London based online FX, CFDs and spreadbetting broker CMC Markets Plc (LON:CMCX) has issued its Trading Update for its FY-2019 first quarter (the three month period of April-June 2018, CMC has a March 31 fiscal year end), not giving much in terms of specifics other than to say that Net Operating Income for the first quarter was moderately above the same period last year.
That’s not really the greatest news, since CMC did a lot better in the second half of last year than the first half of the year, as per the following chart:
CMC said that its focus on premium clients drove an 8% increase in revenue per active client for the period.
On the expense side of things, CMC stated that costs for the full year will be moderately higher than FY18 as the Group continues to invest in strategic initiatives to drive future growth.

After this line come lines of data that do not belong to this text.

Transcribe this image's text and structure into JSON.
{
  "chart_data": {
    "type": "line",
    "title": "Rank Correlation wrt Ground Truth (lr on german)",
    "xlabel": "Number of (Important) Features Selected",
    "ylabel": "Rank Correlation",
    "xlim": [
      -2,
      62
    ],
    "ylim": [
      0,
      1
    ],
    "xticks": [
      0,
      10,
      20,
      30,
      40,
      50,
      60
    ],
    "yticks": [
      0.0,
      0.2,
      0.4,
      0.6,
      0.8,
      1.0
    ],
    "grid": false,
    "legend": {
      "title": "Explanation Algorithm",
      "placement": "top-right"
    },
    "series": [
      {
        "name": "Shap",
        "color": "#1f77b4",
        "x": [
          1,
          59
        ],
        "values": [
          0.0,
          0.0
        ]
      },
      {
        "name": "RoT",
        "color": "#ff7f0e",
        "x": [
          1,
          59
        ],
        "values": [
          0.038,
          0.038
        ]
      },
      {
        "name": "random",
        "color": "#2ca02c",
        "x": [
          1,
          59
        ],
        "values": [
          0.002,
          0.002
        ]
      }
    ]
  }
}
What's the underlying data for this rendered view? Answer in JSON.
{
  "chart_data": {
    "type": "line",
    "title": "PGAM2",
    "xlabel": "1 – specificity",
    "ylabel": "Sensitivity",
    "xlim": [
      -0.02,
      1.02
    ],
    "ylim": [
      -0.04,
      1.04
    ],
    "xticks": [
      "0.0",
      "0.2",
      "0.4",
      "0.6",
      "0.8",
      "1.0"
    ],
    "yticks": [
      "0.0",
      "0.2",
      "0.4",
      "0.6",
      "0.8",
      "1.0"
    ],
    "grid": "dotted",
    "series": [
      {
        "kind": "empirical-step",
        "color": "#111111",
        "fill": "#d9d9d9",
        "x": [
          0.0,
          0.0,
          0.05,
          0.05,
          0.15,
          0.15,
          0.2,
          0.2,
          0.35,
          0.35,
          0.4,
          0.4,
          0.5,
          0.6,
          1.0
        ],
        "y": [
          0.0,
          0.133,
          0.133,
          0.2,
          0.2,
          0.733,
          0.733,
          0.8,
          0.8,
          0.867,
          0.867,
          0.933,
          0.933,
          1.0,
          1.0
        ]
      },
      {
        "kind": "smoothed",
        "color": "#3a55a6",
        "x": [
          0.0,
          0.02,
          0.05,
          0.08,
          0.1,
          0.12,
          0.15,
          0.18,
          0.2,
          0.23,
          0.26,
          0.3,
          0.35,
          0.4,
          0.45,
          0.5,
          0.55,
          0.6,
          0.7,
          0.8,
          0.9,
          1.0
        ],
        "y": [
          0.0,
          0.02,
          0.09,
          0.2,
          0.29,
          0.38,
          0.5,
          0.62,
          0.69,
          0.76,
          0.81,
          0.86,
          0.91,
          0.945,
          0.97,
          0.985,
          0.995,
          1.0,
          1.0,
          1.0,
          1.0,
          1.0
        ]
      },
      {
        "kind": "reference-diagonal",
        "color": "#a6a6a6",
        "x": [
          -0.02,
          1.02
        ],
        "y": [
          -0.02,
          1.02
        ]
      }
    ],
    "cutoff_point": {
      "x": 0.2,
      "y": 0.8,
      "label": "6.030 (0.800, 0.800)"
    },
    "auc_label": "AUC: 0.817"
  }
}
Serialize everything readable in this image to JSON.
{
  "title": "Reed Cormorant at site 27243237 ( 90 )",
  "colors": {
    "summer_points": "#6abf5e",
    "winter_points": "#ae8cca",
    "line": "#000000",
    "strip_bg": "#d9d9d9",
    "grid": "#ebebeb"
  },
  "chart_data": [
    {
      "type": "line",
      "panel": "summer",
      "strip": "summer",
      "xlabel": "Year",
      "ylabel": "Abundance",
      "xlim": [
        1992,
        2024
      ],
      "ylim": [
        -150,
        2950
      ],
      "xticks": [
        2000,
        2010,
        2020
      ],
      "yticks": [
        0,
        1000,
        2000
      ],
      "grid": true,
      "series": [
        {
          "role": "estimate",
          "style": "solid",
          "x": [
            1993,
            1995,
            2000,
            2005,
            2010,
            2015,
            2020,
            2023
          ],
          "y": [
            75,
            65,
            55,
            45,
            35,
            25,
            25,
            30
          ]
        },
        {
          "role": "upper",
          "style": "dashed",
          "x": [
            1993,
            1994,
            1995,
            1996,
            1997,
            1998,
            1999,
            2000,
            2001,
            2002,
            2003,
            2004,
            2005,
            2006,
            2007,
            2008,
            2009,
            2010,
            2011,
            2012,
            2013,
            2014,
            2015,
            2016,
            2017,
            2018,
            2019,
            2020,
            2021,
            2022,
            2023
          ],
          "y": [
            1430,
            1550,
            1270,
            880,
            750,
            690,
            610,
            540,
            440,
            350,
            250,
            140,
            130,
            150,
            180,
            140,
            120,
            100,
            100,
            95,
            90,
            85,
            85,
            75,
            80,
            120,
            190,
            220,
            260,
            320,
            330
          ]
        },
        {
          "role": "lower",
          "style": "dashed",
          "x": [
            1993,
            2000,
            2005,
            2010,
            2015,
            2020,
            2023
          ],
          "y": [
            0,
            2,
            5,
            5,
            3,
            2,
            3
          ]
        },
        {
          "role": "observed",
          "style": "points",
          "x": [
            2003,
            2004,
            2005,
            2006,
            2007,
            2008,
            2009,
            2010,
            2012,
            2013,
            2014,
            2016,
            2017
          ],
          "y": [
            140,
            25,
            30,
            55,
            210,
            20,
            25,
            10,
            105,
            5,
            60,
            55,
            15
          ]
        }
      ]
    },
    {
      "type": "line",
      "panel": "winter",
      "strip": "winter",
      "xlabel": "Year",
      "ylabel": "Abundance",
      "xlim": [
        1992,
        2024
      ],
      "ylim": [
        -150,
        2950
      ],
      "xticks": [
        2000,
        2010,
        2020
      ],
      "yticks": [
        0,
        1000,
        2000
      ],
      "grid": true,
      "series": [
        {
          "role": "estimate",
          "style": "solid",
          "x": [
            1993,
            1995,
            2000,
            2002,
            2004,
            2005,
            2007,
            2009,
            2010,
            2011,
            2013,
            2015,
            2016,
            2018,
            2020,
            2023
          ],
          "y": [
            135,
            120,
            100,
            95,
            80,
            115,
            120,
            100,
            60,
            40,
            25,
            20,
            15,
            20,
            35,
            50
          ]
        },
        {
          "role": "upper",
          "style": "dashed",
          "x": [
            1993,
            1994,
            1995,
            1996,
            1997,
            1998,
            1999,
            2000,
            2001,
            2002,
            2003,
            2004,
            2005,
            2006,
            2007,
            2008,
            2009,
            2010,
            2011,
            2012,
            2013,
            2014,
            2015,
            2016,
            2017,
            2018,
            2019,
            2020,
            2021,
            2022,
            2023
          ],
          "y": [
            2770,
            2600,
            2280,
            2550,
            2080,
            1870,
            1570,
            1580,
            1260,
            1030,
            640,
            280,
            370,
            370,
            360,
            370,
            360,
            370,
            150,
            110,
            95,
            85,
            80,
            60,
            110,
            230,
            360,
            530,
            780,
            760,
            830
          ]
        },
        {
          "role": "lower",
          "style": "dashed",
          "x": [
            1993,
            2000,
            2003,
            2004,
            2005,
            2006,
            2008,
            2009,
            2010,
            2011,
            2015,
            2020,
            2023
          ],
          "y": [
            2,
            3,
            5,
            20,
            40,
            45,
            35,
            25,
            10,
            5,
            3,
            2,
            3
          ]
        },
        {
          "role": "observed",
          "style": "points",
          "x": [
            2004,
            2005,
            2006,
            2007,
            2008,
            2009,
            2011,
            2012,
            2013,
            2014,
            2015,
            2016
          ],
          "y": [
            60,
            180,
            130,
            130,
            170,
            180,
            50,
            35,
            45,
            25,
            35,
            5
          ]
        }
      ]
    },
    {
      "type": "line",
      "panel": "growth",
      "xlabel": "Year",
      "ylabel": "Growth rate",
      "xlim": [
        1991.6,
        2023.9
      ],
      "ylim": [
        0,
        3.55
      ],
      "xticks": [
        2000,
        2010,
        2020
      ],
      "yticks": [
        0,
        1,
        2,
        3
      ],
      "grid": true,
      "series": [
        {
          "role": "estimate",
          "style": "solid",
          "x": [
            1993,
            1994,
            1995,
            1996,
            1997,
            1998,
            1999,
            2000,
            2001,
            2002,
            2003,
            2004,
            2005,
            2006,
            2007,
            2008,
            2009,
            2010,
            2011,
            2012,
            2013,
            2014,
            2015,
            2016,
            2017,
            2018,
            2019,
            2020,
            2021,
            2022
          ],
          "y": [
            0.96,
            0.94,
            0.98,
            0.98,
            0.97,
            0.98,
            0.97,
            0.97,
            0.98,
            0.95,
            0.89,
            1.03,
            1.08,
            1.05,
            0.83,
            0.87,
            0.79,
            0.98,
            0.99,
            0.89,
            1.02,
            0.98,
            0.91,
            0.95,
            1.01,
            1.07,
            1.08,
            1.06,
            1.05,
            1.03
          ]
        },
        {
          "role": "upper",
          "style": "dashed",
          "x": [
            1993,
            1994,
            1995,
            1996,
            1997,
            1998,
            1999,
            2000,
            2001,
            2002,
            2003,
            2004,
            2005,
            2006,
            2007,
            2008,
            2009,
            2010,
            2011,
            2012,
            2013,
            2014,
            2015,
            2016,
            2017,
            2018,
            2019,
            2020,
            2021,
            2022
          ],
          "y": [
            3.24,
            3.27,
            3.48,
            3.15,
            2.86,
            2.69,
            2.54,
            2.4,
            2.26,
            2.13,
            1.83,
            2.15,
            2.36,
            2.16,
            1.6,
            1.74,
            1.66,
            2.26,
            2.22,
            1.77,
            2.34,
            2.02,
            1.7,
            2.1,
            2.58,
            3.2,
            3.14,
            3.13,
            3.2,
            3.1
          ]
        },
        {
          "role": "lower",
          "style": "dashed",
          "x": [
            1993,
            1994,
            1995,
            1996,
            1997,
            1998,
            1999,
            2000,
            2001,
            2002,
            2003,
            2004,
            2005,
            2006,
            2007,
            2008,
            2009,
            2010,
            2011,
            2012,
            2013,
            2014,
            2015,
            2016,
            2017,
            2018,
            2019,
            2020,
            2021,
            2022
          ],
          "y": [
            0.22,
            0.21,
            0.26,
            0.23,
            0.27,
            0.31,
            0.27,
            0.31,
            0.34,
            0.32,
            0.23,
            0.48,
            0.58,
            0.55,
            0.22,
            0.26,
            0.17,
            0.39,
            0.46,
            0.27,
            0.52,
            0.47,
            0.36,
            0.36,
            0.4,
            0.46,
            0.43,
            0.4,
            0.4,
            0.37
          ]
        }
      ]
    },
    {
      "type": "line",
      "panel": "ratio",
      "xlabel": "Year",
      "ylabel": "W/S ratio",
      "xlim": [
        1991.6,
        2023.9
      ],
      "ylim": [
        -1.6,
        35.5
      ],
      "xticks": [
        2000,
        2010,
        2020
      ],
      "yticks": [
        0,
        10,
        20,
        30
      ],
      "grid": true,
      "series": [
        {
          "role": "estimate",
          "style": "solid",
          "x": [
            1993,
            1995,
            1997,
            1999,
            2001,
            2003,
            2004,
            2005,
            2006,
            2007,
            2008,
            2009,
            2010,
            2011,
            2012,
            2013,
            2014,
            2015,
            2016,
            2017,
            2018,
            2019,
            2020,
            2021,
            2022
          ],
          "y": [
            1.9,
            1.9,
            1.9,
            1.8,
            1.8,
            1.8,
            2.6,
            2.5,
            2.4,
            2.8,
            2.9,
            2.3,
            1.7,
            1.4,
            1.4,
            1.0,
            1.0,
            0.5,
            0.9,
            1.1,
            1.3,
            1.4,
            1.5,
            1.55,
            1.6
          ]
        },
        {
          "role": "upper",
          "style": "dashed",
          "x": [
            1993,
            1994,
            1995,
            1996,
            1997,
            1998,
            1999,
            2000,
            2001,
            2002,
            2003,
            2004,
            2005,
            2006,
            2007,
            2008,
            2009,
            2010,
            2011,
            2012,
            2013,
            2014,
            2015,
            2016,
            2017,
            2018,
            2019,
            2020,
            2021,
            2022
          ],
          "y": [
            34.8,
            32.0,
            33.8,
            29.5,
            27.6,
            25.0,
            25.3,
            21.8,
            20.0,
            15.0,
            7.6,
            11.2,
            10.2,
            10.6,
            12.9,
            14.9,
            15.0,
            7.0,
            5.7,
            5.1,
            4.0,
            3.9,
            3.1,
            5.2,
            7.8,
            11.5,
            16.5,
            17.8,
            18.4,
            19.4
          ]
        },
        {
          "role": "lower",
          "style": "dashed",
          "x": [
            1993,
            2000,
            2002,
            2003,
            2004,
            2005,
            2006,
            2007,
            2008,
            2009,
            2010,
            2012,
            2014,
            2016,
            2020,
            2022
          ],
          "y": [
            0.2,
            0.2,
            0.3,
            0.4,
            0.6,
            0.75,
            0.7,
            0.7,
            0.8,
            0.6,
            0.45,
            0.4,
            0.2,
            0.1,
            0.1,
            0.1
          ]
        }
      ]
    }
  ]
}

Regulatory changes introduced by ESMA will take effect from next week, August 1, and CMC said that it continues to grow the proportion of UK and European revenue that is generated by elective professional clients. As previously guided, the company expects that revenue from professional clients will account for at least 40% of UK and European revenue (on a rolling 12-month view). Conversion of clients to elective professional status remains a key focus for the business.
CMC said that it is making good progress developing its white label partnership with ANZ Bank in line with its plan. As part of this transaction, in early July, the Group successfully completed a major delivery milestone with the migration of 103 intermediaries to the CMC Stockbroking platform. The migration of ANZ Bank retail clients, is on track to take place in September.
Peter Cruddas, Chief Executive Officer, commented:
I am pleased to report that CMC has made a solid start to our financial year. Our strategy of focusing on high value clients, technology and partnerships is supporting the delivery of long term sustainable growth. At the same time, we are successfully diversifying CMC’s business model into markets where we can leverage our technology, such as through our growing institutional business and stockbroking partnerships in Australia. We are on track to deliver another successful year in 2019.